Nowadays, my parents don't have to leave their home to get videos since they can watch their dramas via Japan TV, albeit at 9:45 p.m. EST. The current drama that started nearly a month ago is "Ume-chan Sensei"(梅ちゃん先生....Little Doctor Ume). As with the previous serial, "Carnation", the new drama is a coming-of-age story of a young dotty woman, Umeko Shimomura, in her attempts to become a medical doctor. The setting is postwar Tokyo 1945 so the city looks more like a shantytown than the gleaming megalopolis it is today.
I guess I've gotten mellow in my middle age, since I've been finding myself watching a number of episodes with the parentals. Mind you, I think the somewhat overly melodramatic tone of NHK rendora (the short form of the serial drama) in years past has itself mellowed out. Still, the Japanese like to watch their actors slap their hearts firmly on sleeves, so the Shatner effect pops up now and then. Frankly I think the dramas on the commercial stations are now far more hysterical (and not in a funny way) than the NHK ones; I gave up on those back in the late 90s.
Back to "Ume-chan". The era that I've always been most interested in has been the postwar era leading up to the Economic Miracle years of the 1980s...basically the path from rusted corrugated iron to gleaming steel and glass.

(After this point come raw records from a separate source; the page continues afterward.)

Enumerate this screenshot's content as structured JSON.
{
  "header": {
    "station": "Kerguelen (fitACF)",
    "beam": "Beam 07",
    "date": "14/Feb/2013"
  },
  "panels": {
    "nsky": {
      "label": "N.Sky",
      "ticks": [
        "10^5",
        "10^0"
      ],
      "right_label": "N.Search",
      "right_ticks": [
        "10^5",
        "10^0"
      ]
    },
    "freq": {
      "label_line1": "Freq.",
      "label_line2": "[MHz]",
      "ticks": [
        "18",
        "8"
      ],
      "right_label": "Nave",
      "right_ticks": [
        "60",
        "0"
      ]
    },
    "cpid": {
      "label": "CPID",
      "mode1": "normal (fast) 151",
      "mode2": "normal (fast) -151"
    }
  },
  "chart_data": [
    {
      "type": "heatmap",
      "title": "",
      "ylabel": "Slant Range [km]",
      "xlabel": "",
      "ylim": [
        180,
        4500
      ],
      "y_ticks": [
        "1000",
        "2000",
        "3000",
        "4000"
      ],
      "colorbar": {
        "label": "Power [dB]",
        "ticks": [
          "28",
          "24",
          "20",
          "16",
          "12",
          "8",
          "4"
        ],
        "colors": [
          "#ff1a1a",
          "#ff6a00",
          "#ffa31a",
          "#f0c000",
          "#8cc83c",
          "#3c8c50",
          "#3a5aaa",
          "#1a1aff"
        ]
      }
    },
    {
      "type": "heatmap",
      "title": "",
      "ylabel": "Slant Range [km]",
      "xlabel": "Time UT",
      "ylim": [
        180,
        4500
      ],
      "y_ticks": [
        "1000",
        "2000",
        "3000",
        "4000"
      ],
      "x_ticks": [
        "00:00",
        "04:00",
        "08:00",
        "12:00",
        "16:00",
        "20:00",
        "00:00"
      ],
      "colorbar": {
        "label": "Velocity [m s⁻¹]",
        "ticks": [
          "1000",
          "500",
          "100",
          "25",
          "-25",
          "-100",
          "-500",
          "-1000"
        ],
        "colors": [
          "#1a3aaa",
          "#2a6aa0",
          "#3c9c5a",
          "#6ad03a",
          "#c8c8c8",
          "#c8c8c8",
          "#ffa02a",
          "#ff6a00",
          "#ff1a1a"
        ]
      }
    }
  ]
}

Perhaps one of the reasons I've been more attracted to this drama is just seeing what life was like back then, the years that my parents had grown up in. The characters are amiable enough: Maki Horikita is the slightly annoying (for now, at least) but adorable and stalwart Ume-chan with her more with-it older sister, Matsuko and older brother, Takeo. The ever-grumpy father is the typical Showa-era master of his castle (and a doctor) with an ever-patient softspoken mother. Those last two characters are being played more as types than as real individuals, but even the NHK rendora have always been more about showing the sepia-toned fuzzy nostalgia than reality.
At this point, the situations have been fairly light and comical. Discovering the taste of that rare black gold....Coca-Cola, trying to sneak past the eagle eyes of Dad to attend an innocuous dance party, and Ume-chan just trying to figure out the German language so that she can succeed in medical school. Back then, all medical students had to learn German...the Chief of Staff at the local hospital in my town during my JET days could speak it fluently.
I think the only thing that I don't really like is that SMAP theme song......tortured, tortured, tortured.